Hydroelectric power is the most widely used renewable energy source globally – some 71% of green energy comes from it. Construction crews can’t set up a temporary hydroelectric plant to power their operations, but they can still use it. Like with wind power, teams can draw their energy from nearby hydropower plants instead of using generators.

As an abundant type of renewable energy facility, hydroelectric plants may be accessible to construction crews where wind isn’t. This accessibility helps more construction projects shift to low-emissions energy. The industry as a whole becomes more sustainable as a result.

This clean and plentiful form of energy also contributes numerous benefits to the natural environment.
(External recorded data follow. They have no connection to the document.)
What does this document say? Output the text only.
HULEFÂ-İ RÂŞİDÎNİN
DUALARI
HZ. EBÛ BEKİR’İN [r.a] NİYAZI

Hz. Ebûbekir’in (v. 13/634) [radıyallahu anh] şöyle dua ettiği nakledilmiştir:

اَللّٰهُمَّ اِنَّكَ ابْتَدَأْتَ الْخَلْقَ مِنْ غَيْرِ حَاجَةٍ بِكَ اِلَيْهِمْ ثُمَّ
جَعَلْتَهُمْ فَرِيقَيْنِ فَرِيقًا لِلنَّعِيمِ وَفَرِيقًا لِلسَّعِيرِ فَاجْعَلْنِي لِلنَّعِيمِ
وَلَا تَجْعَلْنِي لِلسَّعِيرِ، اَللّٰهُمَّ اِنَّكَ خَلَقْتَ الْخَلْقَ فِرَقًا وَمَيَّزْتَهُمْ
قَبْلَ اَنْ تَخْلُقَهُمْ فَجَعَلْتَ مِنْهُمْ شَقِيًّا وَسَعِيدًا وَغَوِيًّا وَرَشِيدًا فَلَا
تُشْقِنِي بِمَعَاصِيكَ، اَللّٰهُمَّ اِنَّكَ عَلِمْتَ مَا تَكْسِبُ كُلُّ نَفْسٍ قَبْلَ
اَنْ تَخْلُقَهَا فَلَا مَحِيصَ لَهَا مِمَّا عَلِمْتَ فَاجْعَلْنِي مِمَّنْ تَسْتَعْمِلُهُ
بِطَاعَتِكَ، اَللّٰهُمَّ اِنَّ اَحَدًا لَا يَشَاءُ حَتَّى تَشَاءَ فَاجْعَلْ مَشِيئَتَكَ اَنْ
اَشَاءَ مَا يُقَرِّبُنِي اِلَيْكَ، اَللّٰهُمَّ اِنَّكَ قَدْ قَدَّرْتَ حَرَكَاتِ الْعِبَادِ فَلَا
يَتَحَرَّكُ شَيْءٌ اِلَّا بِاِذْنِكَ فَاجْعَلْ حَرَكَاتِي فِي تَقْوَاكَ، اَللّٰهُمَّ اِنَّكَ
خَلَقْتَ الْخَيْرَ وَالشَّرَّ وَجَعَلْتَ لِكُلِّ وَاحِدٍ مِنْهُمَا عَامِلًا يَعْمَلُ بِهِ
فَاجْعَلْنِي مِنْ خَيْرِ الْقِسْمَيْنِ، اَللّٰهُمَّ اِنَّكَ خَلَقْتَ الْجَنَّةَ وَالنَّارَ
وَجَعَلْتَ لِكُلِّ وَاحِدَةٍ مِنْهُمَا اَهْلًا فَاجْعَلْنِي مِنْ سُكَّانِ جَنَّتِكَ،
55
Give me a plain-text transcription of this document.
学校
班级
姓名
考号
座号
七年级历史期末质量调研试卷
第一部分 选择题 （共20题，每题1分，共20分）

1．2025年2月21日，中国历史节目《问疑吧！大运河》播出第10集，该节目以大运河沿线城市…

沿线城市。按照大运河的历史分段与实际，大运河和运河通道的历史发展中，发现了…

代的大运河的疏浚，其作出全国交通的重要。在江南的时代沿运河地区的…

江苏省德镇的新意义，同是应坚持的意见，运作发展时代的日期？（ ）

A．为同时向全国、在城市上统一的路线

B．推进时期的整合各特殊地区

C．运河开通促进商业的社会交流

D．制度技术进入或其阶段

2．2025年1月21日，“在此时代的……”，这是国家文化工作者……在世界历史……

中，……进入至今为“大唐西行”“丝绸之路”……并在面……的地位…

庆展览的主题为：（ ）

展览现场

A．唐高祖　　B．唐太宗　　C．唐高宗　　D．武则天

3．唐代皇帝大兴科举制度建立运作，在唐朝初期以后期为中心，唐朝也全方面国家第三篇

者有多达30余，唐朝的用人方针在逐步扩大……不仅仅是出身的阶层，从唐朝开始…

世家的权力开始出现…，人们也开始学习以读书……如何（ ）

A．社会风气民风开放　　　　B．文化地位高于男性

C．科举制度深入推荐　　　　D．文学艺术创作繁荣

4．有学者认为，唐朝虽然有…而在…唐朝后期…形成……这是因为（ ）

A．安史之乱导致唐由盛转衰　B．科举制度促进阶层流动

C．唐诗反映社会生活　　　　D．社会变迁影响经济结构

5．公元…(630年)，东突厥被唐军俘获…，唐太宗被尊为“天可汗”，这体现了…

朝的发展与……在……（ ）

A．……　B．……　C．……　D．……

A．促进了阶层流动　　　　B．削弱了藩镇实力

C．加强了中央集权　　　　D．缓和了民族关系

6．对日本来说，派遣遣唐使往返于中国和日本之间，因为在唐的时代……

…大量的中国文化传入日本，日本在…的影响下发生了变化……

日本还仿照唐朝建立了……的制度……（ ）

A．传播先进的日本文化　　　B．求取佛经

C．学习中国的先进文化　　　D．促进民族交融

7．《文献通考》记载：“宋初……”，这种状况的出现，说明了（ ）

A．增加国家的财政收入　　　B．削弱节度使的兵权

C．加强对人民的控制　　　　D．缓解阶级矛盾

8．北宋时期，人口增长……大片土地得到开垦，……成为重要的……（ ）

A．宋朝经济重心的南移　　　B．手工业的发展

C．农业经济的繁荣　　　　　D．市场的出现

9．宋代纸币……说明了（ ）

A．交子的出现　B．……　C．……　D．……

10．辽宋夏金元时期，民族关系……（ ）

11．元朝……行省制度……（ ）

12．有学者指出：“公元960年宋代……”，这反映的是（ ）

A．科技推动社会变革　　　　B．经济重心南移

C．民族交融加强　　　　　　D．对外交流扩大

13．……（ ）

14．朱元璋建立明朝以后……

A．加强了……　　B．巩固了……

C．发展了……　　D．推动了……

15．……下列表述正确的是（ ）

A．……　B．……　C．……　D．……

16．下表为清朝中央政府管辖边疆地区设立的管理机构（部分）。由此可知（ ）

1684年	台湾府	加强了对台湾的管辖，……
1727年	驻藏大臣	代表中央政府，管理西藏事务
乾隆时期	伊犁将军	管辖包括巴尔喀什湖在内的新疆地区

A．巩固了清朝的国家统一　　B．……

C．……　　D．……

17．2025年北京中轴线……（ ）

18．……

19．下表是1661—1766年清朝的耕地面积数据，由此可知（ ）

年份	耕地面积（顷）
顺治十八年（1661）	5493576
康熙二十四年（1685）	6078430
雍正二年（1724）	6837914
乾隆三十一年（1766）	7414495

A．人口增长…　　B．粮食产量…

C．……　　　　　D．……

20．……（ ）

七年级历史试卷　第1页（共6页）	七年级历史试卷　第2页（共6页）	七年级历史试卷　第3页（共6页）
It aids in flood control, efficient irrigation, and a consistent water supply.

Greener Construction on the Horizon

Environmental scientists predict that the United States will receive 80% of its energy from renewable sources by 2050. They base this statistic on the developing technology in the world of sustainability. Green technology has found its way into the construction industry and shows promising signs for a more energy-efficient future.

Electrically powered construction machinery is in development, and various industry conventions display the current prototypes. Reducing the greenhouse gas emissions of on-site machinery could allow for a zero-emission industry. When construction companies utilize electric equipment fueled by renewable energy sources, they can reach fully sustainability practices.

This complete transition can also save the construction industry money. The rise of renewable energy technology allows for cost-effective material sourcing. And the normalization of this energy use will only reduce the cost down the road. We can expect to see more industries relying on renewable energy sources in the future for this reason.

When the construction industry utilizes green energy advancements, they can reduce their carbon footprint and increase their profits. Transitioning to electric devices powered by renewable energy is the future of the industry. And from photovoltaic windows to water power, we’ll continue to see the incorporation of green technology into the built environment, for the benefit of all.